Miss Parker sighed as she admitted defeat, at least for now. It was impossible to argue with a man who probably kept a framed picture of Sigmund Freud on his bedside table. "Never mind the analysis right now. We need you back here, Sydney. I guess we have a little searching of our own to do."


The uncharacteristic tiredness returned to Sydney's voice as he said, "The Centre won't allow him--or any of us--peace, will they? Not even this time of year." He paused. "Did you ever consider how Jarod must feel?"

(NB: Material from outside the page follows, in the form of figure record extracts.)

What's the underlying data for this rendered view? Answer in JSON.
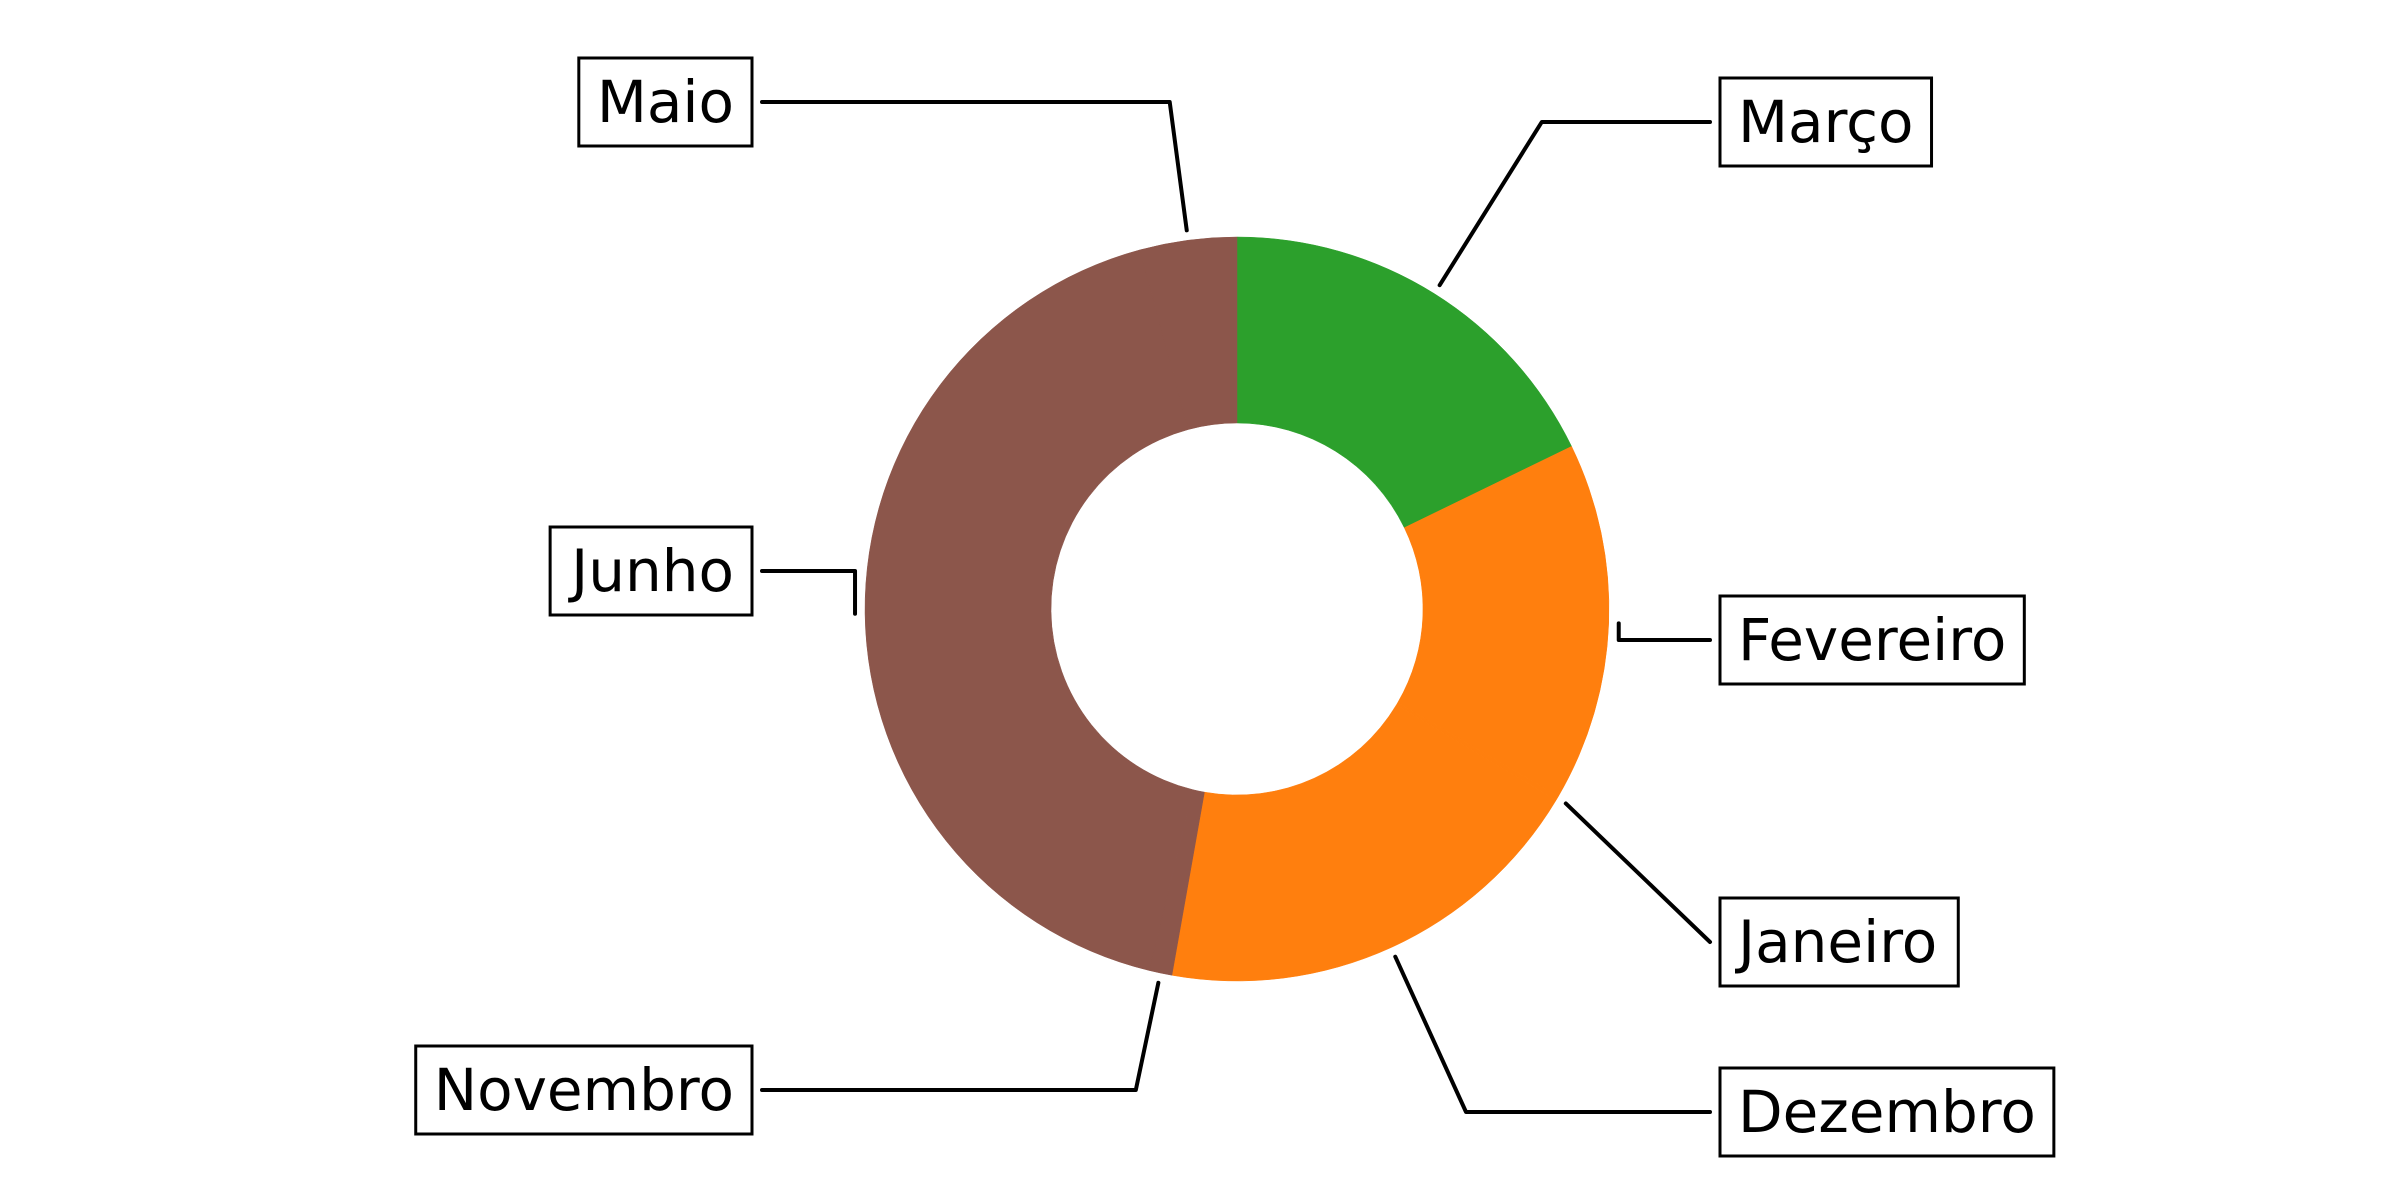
{
  "chart_data": {
    "type": "pie",
    "donut": true,
    "title": "",
    "start_angle_deg": 90,
    "direction": "clockwise",
    "slices": [
      {
        "label": "Março",
        "value": 17.8,
        "color": "#2ca02c"
      },
      {
        "label": "Fevereiro",
        "value": 15.6,
        "color": "#ff7f0e"
      },
      {
        "label": "Janeiro",
        "value": 0.2,
        "color": "#ff7f0e"
      },
      {
        "label": "Dezembro",
        "value": 19.2,
        "color": "#ff7f0e"
      },
      {
        "label": "Novembro",
        "value": 1.0,
        "color": "#8c564b"
      },
      {
        "label": "Junho",
        "value": 42.0,
        "color": "#8c564b"
      },
      {
        "label": "Maio",
        "value": 4.2,
        "color": "#8c564b"
      }
    ]
  }
}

"No, and I don't particularly care." Miss Parker didn't bother to disguise the coldness in her voice. "Jarod's feelings aren't my concern. His recapture is my concern. And his recapture should be a priority of yours, too," she reminded him.


"Jarod's freedom was your mother's concern, Miss Parker."


"What--should we just give him Thanksgiving off? Maybe a Christmas bonus, too? Oh, I'm sorry. I forgot." She laughed harshly. "He's already stolen it out of Centre funds and--"


"Parker," Sydney cautioned. "Your anger is getting the best of you."


"Sometimes I get the impression that you think you're a kindly old child psychologist, and not one of the top shrinks in the Centre Psychogenics Department. Jarod's an investment, nothing more--and a bad one, at that."


"Jarod is a human being, in case you've forgotten." Despite the obvious conviction in his words, Sydney's voice was low and dispirited; evidently, he wasn't in the mood to argue.


"Prove it," Miss Parker stated flatly. "In case you've forgotten, he's a brainwashed genetic freak. And he's dangerous to the Centre, running around like some damn mutant rat escaped from the science lab."


"The Centre's just as dangerous to him. Do you think they'll give him another chance--"


"The Centre's dangerous to all of us," Miss Parker interrupted. "We've got to have results, Sydney. And soon."


"You're worried about your father."


"Maybe you're psychic, too--you must be a mind reader." Miss Parker leaned over, depositing her cigarette in the ash tray before the last burning remnant of ash could land on her carpet. "Ever hear of sore winners? The Jarod Project's a competition, and you know what happens to the losers around here."


"They're involved in mysterious automobile accidents or shot in elevators."


"Exactly. It's Jarod or us, Sydney. That's what it comes down to. Get used to it." She slammed a fist down on the coffee-table for emphasis; the ash tray rattled loudly in the otherwise silent room. "How soon can you be back here?"


"Is it better to die for something that you believe in, rather than to live for nothing at all? Your mother knows the difference."


"Cut the crap, Sigmund. That sounded like one of Jarod's little riddles. I can see where he gets it from. Now, for the last time--"


"Give me ten hours. I need to sleep, and it's a five-hour drive, and I'm about as tired as I've ever been."


"Seven hours. Sleep three, speed for four, and drink coffee."


"Fine."


Miss Parker could tell Sydney was too tired, both physically and emotionally, to argue any more. "I'm going to get together a Sweeper Team--we're probably going to make out an exact location sometime tomorrow."


"Congratulations, Parker. I'm sure your father will be pleased."


"See you at seven." Miss Parker hit the DISCONNECT button, declining to engage in whatever verbal fencing match Sydney was attempting to start.


It had been a long day, and Miss Parker had had enough.